Scandale des 39 milliards FCFA: un rapport d’inspection de la DGI et une lettre de la SCCI avaient déjà donné l’alerte

Le rapport alertait sur plusieurs mécanismes de fraude et de graves défaillances dans les dispositifs de contrôle interne.

Ce qui n’apparaissait, à l’époque, que comme une série de « dysfonctionnements majeurs de gestion » prend aujourd’hui une tout autre dimension. Plusieurs mois avant l’éclatement du scandale présumé portant sur plus de 39 milliards de FCFA, un rapport de synthèse issu du séminaire bilan de la Direction générale des Impôts (DGI) à Yamoussoukro mettait déjà en lumière des failles profondes dans les mécanismes de contrôle de l’administration fiscale.

À travers les conclusions des missions d’audit interne, le document dressait un état des lieux préoccupant, révélant des pratiques susceptibles de favoriser des détournements de fonds, des irrégularités comptables et des fraudes financières.

Des alertes internes sans concession

L’une des interventions les plus marquantes du séminaire fut celle de Koné Paul, Inspecteur général adjoint des services fiscaux. Chargé de présenter les résultats des missions d’inspection ciblées, il a exposé devant la hiérarchie de la DGI un diagnostic particulièrement sévère sur l’état des dispositifs de contrôle interne.

Le rapport relevait notamment plusieurs insuffisances dans les procédures de gestion et de supervision, mettant en garde contre des mécanismes de fraude financière susceptibles de fragiliser durablement la gouvernance de l’administration fiscale.

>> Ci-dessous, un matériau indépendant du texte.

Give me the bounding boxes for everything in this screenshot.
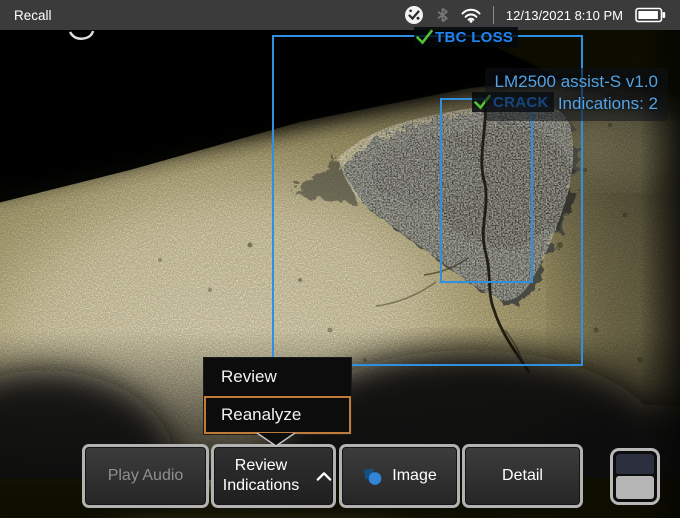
play-audio-button-frame: Play Audio bbox=[82, 444, 209, 508]
detail-button-frame: Detail bbox=[462, 444, 583, 508]
analysis-title: LM2500 assist-S v1.0 bbox=[495, 71, 658, 93]
datetime: 12/13/2021 8:10 PM bbox=[506, 8, 623, 23]
chevron-up-icon bbox=[316, 470, 332, 482]
detail-button[interactable]: Detail bbox=[465, 447, 580, 505]
image-icon bbox=[362, 467, 383, 486]
screen-title: Recall bbox=[14, 8, 52, 23]
review-indications-button[interactable]: Review Indications bbox=[214, 447, 333, 505]
check-icon bbox=[416, 29, 433, 45]
status-icons: 12/13/2021 8:10 PM bbox=[404, 5, 666, 25]
popup-menu: Review Reanalyze bbox=[203, 357, 352, 435]
image-button[interactable]: Image bbox=[342, 447, 457, 505]
connect-icon bbox=[404, 5, 424, 25]
bluetooth-icon bbox=[436, 6, 449, 24]
image-button-frame: Image bbox=[339, 444, 460, 508]
display-toggle-bottom-pane bbox=[616, 476, 654, 499]
wifi-icon bbox=[461, 8, 481, 23]
status-bar: Recall 12/13/2021 8:10 PM bbox=[0, 0, 680, 30]
status-divider bbox=[493, 6, 494, 24]
indications-count: Indications: 2 bbox=[495, 93, 658, 115]
review-indications-button-frame: Review Indications bbox=[211, 444, 336, 508]
menu-item-review[interactable]: Review bbox=[204, 358, 351, 396]
analysis-info: LM2500 assist-S v1.0 Indications: 2 bbox=[485, 68, 668, 121]
menu-item-reanalyze[interactable]: Reanalyze bbox=[204, 396, 351, 434]
detection-label-tbc-loss[interactable]: TBC LOSS bbox=[414, 27, 518, 47]
inspection-viewport: TBC LOSS CRACK LM2500 assist-S v1.0 Indi… bbox=[0, 30, 680, 518]
display-toggle-button[interactable] bbox=[610, 448, 660, 505]
display-toggle-top-pane bbox=[616, 454, 654, 474]
detection-box-crack[interactable]: CRACK bbox=[440, 98, 533, 283]
battery-icon bbox=[635, 7, 666, 23]
play-audio-button[interactable]: Play Audio bbox=[85, 447, 206, 505]
menu-caret-icon bbox=[256, 433, 296, 447]
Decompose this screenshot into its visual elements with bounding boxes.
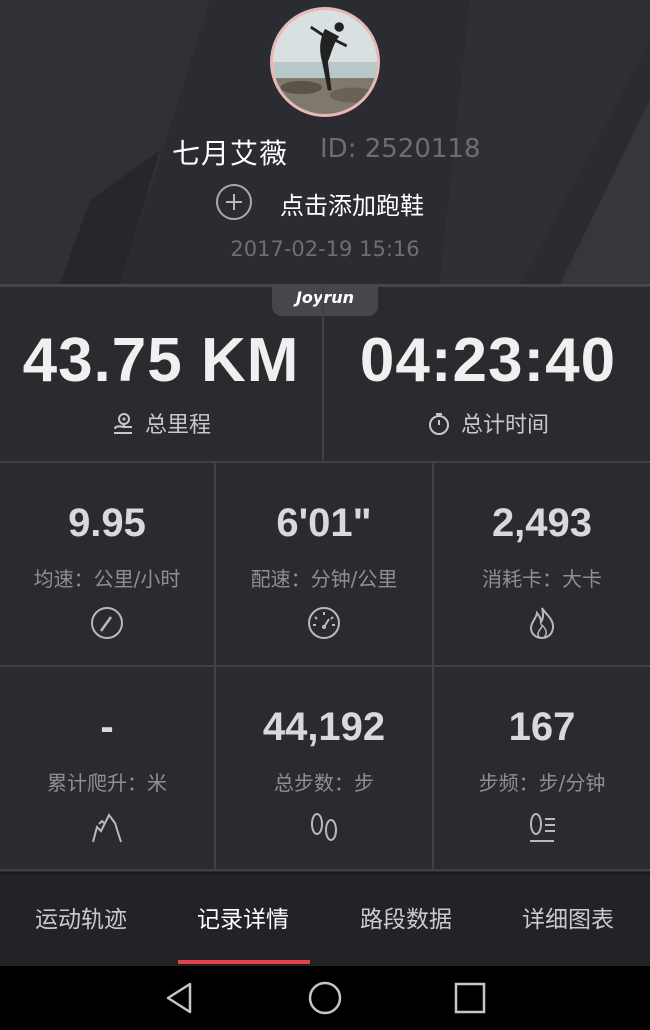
- speedometer-icon: [91, 607, 123, 639]
- back-icon[interactable]: [160, 978, 200, 1018]
- duration-label: 总计时间: [460, 413, 549, 438]
- stopwatch-icon: [428, 413, 449, 435]
- stat-pace: 6'01" 配速：分钟/公里: [216, 463, 434, 665]
- user-id: ID: 2520118: [320, 134, 481, 164]
- duration-value: 04:23:40: [359, 326, 617, 395]
- stat-elevation-gain: - 累计爬升：米: [0, 667, 216, 869]
- avg-speed-label: 均速：公里/小时: [33, 567, 181, 591]
- system-navigation-bar: [0, 966, 650, 1030]
- tab-track[interactable]: 运动轨迹: [0, 875, 162, 966]
- calories-value: 2,493: [491, 501, 593, 545]
- distance-label: 总里程: [144, 413, 211, 438]
- pace-label: 配速：分钟/公里: [250, 567, 398, 591]
- stat-total-time: 04:23:40 总计时间: [326, 287, 650, 461]
- add-shoe-label: 点击添加跑鞋: [280, 192, 424, 220]
- stat-total-distance: 43.75 KM 总里程: [0, 287, 324, 461]
- record-datetime: 2017-02-19 15:16: [230, 237, 420, 261]
- distance-value: 43.75 KM: [22, 326, 300, 395]
- gauge-icon: [308, 607, 340, 639]
- plus-circle-icon: [216, 184, 252, 220]
- cadence-value: 167: [508, 705, 576, 749]
- stat-total-steps: 44,192 总步数：步: [216, 667, 434, 869]
- elevation-label: 累计爬升：米: [47, 771, 167, 795]
- screen: 七月艾薇 ID: 2520118 点击添加跑鞋 2017-02-19 15:16…: [0, 0, 650, 1030]
- stat-calories: 2,493 消耗卡：大卡: [434, 463, 650, 665]
- primary-stats: 43.75 KM 总里程 04:23:40 总计时间: [0, 287, 650, 463]
- steps-value: 44,192: [262, 705, 386, 749]
- user-avatar[interactable]: [270, 7, 380, 117]
- mountain-icon: [92, 813, 122, 843]
- map-pin-icon: [113, 413, 132, 434]
- stats-row-2: - 累计爬升：米 44,192 总步数：步 167 步频：步/分钟: [0, 667, 650, 871]
- pace-value: 6'01": [276, 501, 372, 545]
- tab-segment-data[interactable]: 路段数据: [325, 875, 487, 966]
- stat-cadence: 167 步频：步/分钟: [434, 667, 650, 869]
- stat-average-speed: 9.95 均速：公里/小时: [0, 463, 216, 665]
- stats-row-1: 9.95 均速：公里/小时 6'01" 配速：分钟/公里 2,493 消耗卡：大…: [0, 463, 650, 667]
- username: 七月艾薇: [172, 137, 289, 170]
- record-tab-bar: 运动轨迹 记录详情 路段数据 详细图表: [0, 872, 650, 966]
- tab-record-details[interactable]: 记录详情: [162, 875, 324, 966]
- footsteps-rate-icon: [530, 813, 555, 842]
- active-tab-indicator: [178, 960, 310, 964]
- home-icon[interactable]: [305, 978, 345, 1018]
- elevation-value: -: [100, 705, 114, 749]
- steps-label: 总步数：步: [274, 771, 374, 795]
- flame-icon: [529, 607, 555, 640]
- tab-detailed-charts[interactable]: 详细图表: [487, 875, 649, 966]
- footprints-icon: [311, 813, 337, 841]
- recent-apps-icon[interactable]: [450, 978, 490, 1018]
- add-running-shoe-button[interactable]: 点击添加跑鞋: [216, 184, 456, 220]
- avg-speed-value: 9.95: [68, 501, 146, 545]
- cadence-label: 步频：步/分钟: [478, 771, 606, 795]
- profile-header: 七月艾薇 ID: 2520118 点击添加跑鞋 2017-02-19 15:16: [0, 0, 650, 284]
- calories-label: 消耗卡：大卡: [482, 567, 602, 591]
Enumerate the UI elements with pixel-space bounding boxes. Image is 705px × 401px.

Parmi les éléments illustrant ces failles figure une correspondance datée du 23 décembre 2025, adressée par la Société Ciment Côte d’Ivoire (SCCI) au directeur général de la Banque Malienne de Solidarité Côte d’Ivoire (BMS-CI). En réponse à une demande de vérification portant sur la société BACHIRA SARL, la SCCI affirme, après contrôle de ses services, que cette entreprise « ne figure pas dans notre base de données clients ». La société précise également que le contrat de vente de ciment présenté pour authentification « ne correspond à aucun de nos formats de contrats en vigueur actuellement ». La SCCI demande enfin à la banque de lui transmettre l’ensemble des informations dont elle dispose sur BACHIRA SARL afin de déterminer les suites à donner à cette affaire. Ce document met en évidence les contrôles engagés par plusieurs acteurs dès la fin de l’année 2025 sur des opérations susceptibles de présenter des irrégularités.

À la lumière des développements judiciaires intervenus depuis, ces constats apparaissent aujourd’hui comme les premiers signaux d’alerte d’une affaire qui allait éclater quelques mois plus tard et secouer la Direction générale des Impôts.